American Civil War, Researching Historical Fiction, Women in the West

How we lost sight of women soldiers

Women soldiers were not a secret during the Civil War. Men wrote letters home about the women discovered in their ranks, most often with surprise and admiration, and newspapers also carried the stories.

The knowledge naturally worked its way up to the highest level of both armies, with evidence that Sherman, Sheridan, Burnside, Forrest and Lee were aware of what was going on and in some cases condoned it.

A good part of that acceptance was due to the widely popular motif of the Female Warrior Bold: a “cultural icon of a patriotic or love-struck heroine” who goes to war, according to DeAnne Blanton and Lauren M. Cook in “They Fought Like Demons.” Wartime novelettes, serialized stories and ballads publicly promoted the concept of women going to war as men.

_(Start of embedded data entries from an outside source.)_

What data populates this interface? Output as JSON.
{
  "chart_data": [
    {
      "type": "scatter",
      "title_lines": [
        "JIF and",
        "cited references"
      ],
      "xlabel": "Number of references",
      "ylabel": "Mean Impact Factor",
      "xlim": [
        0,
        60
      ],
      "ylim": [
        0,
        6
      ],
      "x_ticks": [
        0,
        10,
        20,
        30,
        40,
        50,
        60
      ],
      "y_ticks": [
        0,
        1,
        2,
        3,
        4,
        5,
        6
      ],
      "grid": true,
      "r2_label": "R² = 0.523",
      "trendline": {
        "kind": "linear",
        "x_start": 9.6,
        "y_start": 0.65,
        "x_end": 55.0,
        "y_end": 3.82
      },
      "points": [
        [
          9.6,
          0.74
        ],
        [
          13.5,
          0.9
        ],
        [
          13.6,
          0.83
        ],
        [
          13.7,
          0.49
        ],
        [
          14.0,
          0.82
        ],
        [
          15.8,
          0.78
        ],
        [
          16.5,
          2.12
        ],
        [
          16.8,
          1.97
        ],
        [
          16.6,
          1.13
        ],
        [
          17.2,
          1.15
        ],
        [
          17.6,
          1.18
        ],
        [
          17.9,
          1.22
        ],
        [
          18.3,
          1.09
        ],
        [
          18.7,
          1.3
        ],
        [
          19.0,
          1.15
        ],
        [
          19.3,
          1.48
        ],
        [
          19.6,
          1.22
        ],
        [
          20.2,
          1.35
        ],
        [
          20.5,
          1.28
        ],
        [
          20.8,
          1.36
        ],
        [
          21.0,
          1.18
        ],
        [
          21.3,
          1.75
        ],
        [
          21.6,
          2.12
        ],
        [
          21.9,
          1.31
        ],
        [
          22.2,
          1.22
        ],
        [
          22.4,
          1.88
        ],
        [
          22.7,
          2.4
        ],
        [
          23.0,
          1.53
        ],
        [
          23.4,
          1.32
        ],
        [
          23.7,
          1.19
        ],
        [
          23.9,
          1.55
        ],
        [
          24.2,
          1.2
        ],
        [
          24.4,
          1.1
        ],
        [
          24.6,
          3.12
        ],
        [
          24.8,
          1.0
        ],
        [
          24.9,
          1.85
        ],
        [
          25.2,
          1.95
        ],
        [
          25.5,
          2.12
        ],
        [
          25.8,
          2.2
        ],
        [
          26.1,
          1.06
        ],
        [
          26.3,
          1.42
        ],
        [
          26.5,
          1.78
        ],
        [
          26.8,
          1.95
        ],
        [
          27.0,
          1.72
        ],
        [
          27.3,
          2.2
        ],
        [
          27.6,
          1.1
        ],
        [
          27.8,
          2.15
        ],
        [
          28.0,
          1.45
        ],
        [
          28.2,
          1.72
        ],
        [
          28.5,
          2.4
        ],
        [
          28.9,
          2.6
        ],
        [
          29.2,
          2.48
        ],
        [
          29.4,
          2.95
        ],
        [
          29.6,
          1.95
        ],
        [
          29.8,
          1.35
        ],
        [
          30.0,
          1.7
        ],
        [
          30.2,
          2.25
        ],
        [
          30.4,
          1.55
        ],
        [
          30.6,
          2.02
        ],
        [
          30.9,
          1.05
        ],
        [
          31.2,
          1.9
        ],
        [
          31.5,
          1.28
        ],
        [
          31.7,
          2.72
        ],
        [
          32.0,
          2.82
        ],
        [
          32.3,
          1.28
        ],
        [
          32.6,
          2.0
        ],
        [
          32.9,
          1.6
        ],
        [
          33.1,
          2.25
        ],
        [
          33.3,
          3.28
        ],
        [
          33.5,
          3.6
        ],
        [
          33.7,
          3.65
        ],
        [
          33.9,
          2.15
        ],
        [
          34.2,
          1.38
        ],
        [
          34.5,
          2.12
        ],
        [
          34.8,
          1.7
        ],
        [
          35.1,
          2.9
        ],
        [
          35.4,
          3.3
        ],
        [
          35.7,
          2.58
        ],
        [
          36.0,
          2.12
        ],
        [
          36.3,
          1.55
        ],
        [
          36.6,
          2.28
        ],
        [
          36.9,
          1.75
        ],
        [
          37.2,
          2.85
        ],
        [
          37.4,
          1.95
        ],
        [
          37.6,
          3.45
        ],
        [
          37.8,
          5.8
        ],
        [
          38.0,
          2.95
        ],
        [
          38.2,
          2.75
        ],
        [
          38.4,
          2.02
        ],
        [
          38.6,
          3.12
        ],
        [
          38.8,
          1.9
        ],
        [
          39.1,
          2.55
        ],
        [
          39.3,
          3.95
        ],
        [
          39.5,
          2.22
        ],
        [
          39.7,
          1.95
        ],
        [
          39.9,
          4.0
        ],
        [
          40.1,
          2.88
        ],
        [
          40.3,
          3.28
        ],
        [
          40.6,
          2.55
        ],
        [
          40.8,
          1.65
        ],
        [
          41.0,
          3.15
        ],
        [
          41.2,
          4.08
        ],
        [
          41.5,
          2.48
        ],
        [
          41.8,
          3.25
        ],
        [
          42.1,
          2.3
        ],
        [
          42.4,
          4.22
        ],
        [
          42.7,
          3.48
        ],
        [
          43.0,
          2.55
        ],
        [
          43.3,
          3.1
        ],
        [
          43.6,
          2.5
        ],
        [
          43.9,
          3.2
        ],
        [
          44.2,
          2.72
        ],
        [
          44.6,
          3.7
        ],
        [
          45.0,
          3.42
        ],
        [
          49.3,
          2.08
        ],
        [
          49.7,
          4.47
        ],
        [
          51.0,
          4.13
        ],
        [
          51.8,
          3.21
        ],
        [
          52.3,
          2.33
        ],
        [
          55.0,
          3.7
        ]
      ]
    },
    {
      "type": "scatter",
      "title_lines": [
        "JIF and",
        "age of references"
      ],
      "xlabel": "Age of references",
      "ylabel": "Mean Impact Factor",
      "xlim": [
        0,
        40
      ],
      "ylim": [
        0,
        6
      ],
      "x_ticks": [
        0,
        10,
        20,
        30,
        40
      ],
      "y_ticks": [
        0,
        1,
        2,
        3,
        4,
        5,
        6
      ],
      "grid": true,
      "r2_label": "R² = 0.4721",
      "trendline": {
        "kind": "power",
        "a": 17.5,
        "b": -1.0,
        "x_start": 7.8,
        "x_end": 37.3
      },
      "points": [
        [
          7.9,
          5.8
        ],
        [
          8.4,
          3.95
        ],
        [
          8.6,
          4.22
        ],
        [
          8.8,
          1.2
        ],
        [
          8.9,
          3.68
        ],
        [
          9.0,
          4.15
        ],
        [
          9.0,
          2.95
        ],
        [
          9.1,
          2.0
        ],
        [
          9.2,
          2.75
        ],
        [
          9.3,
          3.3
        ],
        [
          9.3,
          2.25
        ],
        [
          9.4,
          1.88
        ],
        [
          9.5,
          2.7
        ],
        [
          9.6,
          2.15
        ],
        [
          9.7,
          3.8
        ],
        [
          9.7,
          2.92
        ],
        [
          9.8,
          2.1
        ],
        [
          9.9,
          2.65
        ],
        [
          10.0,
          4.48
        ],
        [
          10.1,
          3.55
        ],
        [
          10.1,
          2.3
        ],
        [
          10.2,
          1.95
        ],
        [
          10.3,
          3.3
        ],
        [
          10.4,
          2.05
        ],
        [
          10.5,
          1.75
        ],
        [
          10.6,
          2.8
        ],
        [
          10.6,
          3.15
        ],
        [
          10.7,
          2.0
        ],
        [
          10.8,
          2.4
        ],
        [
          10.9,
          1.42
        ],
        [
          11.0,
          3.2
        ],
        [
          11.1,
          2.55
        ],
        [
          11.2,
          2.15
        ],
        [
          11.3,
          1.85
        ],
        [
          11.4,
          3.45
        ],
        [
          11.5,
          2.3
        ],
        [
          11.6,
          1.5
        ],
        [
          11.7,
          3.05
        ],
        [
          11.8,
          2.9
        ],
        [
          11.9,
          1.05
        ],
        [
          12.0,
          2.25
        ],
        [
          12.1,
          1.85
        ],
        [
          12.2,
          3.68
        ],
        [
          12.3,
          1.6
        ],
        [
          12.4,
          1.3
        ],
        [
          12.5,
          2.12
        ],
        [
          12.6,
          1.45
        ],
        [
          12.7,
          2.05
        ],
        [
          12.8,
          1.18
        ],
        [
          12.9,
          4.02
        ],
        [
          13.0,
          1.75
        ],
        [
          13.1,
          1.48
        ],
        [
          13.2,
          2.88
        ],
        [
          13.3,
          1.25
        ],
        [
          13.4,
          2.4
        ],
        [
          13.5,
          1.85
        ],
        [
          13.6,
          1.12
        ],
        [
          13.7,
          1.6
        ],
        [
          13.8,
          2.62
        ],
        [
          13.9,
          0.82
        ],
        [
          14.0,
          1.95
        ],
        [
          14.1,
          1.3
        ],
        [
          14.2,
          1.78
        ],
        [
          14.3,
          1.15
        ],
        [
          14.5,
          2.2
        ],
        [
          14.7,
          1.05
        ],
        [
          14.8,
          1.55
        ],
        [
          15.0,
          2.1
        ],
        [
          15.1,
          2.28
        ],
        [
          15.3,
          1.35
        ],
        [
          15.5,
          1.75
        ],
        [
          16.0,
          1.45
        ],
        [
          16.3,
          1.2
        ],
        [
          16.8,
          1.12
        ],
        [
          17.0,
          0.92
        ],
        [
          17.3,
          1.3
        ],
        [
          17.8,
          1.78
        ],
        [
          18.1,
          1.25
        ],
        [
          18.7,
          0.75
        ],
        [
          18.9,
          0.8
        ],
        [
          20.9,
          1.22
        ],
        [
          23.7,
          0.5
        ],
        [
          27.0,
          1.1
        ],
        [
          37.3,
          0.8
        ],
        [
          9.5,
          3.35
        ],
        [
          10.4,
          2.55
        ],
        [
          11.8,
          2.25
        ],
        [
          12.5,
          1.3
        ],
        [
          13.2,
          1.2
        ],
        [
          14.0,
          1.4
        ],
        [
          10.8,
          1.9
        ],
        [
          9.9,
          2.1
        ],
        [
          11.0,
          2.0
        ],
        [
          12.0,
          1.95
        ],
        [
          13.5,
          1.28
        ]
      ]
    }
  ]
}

Throughout the war and especially toward the end, when the Confederacy was in desperate need of soldiers, some women served openly. And a few did in the Union army as well, mostly in the West:

Frontier and Midwestern regiments seemed more open to women serving undisguised in the ranks, perhaps because Victorian notions of women’s proper place were not as firmly entrenched in the rough West as they were in the refined East.

At least one man pretended to be a woman to get out of the army—twice. Charlie Anderson took advantage of his feminine appearance and the fact that everyone knew there were women in the army to “reveal” himself to be a woman in disguise so he would be dismissed. He used the ruse to take leave whenever he wanted.

Union Pvt. Albert D.J. Cashier
Union Pvt. Albert D.J. Cashier, aka Jennie Hodgers, continued living as a man after the war. Her story was widely publicized when her secret was discovered a few years before her death in 1915.

So why is the subject of women soldiers in the Civil War so novel now? Because of a strange blend of chauvinism and feminism—and some radical changes in society.

According to Blanton and Cook, separate spheres of influence for men and women were so entrenched in 19th century America that wartime exceptions to the rule did not threaten cultural norms. Furthermore, until World War I, women soldiers fit a romantic and heroic archetype.

However, women could vote beginning in 1920, and they were gradually playing a greater role in the civilian workforce—and the military during World War II. A backlash was inevitable, Blanton and Cook wrote.

Beginning in the 1930s, European sexologists, especially Sigmund Freud, popularized theories that independent women were generally insane and likely to be lesbians—or whores or all of the above. It was a way to control female behavior that threatened societal norms. In that climate, stories about armed and capable women soldiers were destabilizing in the extreme.

By the 1960s, women soldiers had virtually disappeared from Civil War studies. Even women authors disparaged or dismissed them, largely because some feminists did not believe women had that kind of power back then. They viewed the accounts as wishful thinking.

Furthermore, the improved legal and economic landscape for women in the mid-20th century obscured the dismal state of opportunities for women in the 19th century. It was hard for people to understand earlier women’s willingness to go to such lengths to expand their employment options and enjoy greater personal freedom.

It wasn’t until the early 1990s that mainstream Civil War historians began taking a long-overdue look at the role and contributions of women soldiers. I am grateful for that. Blanton and Cook have opened my eyes to a fascinating phenomenon and broadened my understanding of women’s lives in the 19th century. My fiction will never be the same.